La prima dichiarazione della mia vita: un grande onore, ma avrei dovuto declinare. Non conoscevo quell’uomo, ma non era la paura di quella nuova avventura o dell’osare, avevo già la mia vita, non volevo cambiarla perché ero conscia del mio destino.

- Le vostre parole sono davvero profonde my lord, ma non è di me che siete invaghito, bensì dei miei racconti, delle mie parole. Parole sincere, vero, ma che non raccontano completamente la mia persona. Quanto volevate sapere, lo avete appreso -.

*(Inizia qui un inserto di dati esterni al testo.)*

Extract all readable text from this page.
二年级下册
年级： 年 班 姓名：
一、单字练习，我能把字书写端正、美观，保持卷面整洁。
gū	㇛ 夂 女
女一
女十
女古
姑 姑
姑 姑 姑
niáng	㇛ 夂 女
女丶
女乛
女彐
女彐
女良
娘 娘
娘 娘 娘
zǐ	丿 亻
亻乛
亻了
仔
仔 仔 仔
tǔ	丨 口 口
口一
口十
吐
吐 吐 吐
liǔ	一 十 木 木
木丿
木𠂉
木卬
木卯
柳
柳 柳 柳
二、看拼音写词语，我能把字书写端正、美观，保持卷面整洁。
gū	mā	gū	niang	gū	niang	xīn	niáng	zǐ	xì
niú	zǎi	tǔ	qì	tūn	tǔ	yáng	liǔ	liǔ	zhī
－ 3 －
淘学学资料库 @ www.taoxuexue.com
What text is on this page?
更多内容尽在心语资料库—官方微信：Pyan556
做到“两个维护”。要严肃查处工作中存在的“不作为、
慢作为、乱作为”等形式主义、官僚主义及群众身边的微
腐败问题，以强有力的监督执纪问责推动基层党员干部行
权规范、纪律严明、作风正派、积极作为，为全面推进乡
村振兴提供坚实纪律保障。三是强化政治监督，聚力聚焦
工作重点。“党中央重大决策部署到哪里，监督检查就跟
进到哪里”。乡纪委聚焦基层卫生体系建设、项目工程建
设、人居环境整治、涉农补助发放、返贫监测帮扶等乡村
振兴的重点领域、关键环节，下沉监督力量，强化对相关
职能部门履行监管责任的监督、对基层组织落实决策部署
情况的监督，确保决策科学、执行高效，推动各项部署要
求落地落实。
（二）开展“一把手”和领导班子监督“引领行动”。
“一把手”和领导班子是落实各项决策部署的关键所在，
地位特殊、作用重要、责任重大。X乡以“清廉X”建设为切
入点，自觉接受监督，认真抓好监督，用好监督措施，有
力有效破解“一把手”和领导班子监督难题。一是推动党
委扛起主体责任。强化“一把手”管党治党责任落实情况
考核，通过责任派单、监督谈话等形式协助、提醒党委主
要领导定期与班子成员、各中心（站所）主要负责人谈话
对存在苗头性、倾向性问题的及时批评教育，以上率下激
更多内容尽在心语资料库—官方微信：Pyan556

Parole dirette lo colpirono al cuore e potei vedere il dispiacere nel suo sguardo.

- E’ troppo per un pirata unirsi ad un nobile? –

- No, non è il cambiamento che temo, così come non temo i nemici che affronto ogni dì. La mia vita è scrivere, lord. E’ raccontare quanto i miei occhi vedono e quanto uomini coraggiosi compiono: la loro vita, è la mia vita. Sono una stella del mare, così come narra il mio nome; a lui appartengo ed apparterrò in eterno. E sarò con lui quando le mie storie voleranno libere, e sarà a lui che il mio cuore e la mia anima, apparterranno sempre -.

“E’ tra le onde che i ricordi si racchiudono, ed è quando si infrangono sulla scogliera che si cerca di dimenticarli. Il mare racchiude la storia di ognuno di noi naviganti; è con la sua dolcezza e impetuosità, che ci invita a reagire. E’ accogliendoci come un padre, che ci guida tra le sue meraviglie.”